La détention de Tahar Mezzi, secrétaire général adjoint et responsable du secteur privé au sein du syndicat, intervient deux jours avant une grande manifestation organisée par l'UGTT contre ce qu'elle appelle "la violation des droits syndicaux et la perturbation du dialogue social".

L'UGTT n'a pas précisé les motifs de l'arrestation de Mezzi. Les autorités tunisiennes n'étaient pas immédiatement disponibles pour un commentaire.

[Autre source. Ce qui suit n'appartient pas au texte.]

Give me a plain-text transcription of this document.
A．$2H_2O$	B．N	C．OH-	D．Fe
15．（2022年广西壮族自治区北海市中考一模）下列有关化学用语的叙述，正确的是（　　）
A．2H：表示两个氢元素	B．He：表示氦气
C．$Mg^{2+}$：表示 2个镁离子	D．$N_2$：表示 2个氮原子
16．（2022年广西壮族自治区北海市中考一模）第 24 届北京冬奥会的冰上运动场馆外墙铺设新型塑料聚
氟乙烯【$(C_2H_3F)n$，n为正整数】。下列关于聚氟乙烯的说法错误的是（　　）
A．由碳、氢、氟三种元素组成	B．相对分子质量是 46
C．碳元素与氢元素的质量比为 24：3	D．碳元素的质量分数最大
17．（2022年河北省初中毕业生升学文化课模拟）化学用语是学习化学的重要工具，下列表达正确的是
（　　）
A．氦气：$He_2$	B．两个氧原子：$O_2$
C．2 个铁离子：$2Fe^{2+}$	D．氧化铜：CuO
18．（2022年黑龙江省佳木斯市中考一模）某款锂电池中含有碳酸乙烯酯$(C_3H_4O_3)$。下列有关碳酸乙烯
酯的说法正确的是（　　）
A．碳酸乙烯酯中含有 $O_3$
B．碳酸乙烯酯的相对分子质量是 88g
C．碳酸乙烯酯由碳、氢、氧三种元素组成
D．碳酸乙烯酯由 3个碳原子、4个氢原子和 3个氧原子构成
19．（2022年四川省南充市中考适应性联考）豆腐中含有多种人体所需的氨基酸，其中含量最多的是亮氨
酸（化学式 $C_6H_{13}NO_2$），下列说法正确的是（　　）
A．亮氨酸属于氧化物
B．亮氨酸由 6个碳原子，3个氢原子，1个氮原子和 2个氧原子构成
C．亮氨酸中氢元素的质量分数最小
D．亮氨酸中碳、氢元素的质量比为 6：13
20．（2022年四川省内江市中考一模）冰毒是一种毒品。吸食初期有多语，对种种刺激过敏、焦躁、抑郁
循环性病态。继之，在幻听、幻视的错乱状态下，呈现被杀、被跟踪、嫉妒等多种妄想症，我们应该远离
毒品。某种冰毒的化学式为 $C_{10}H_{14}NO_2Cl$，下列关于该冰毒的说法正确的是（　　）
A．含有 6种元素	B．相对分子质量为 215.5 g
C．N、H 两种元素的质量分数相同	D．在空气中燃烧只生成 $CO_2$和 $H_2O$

Depuis l'année dernière, la police a arrêté au moins quatre hauts responsables syndicaux.

L'UGTT, qui compte environ 1 million de membres, a été une voix critique après l'arrestation de militants, d'hommes d'affaires ? ?et de journalistes depuis que le président Kais Saied s'est emparé de la plupart des pouvoirs en 2021 ? ?lorsqu'il a fermé le Parlement, une décision que l'opposition a qualifiée de coup d'État.

Mais la voix du syndicat, qui était largement considéré comme la plus grande force du pays, s'est considérablement affaiblie depuis l'année dernière, après l'arrestation de certains de ses responsables.

Certains partis politiques et militants ont accusé l'UGTT d'inaction, de se retirer de son rôle et de choisir le silence au lieu de s'opposer à l'approche autoritaire de Saied.

Le syndicat, qui a déclaré qu'il n'accepterait pas les attaques contre les libertés et les droits syndicaux, a appelé à une grande manifestation devant le bureau du premier ministre samedi, la première depuis des mois.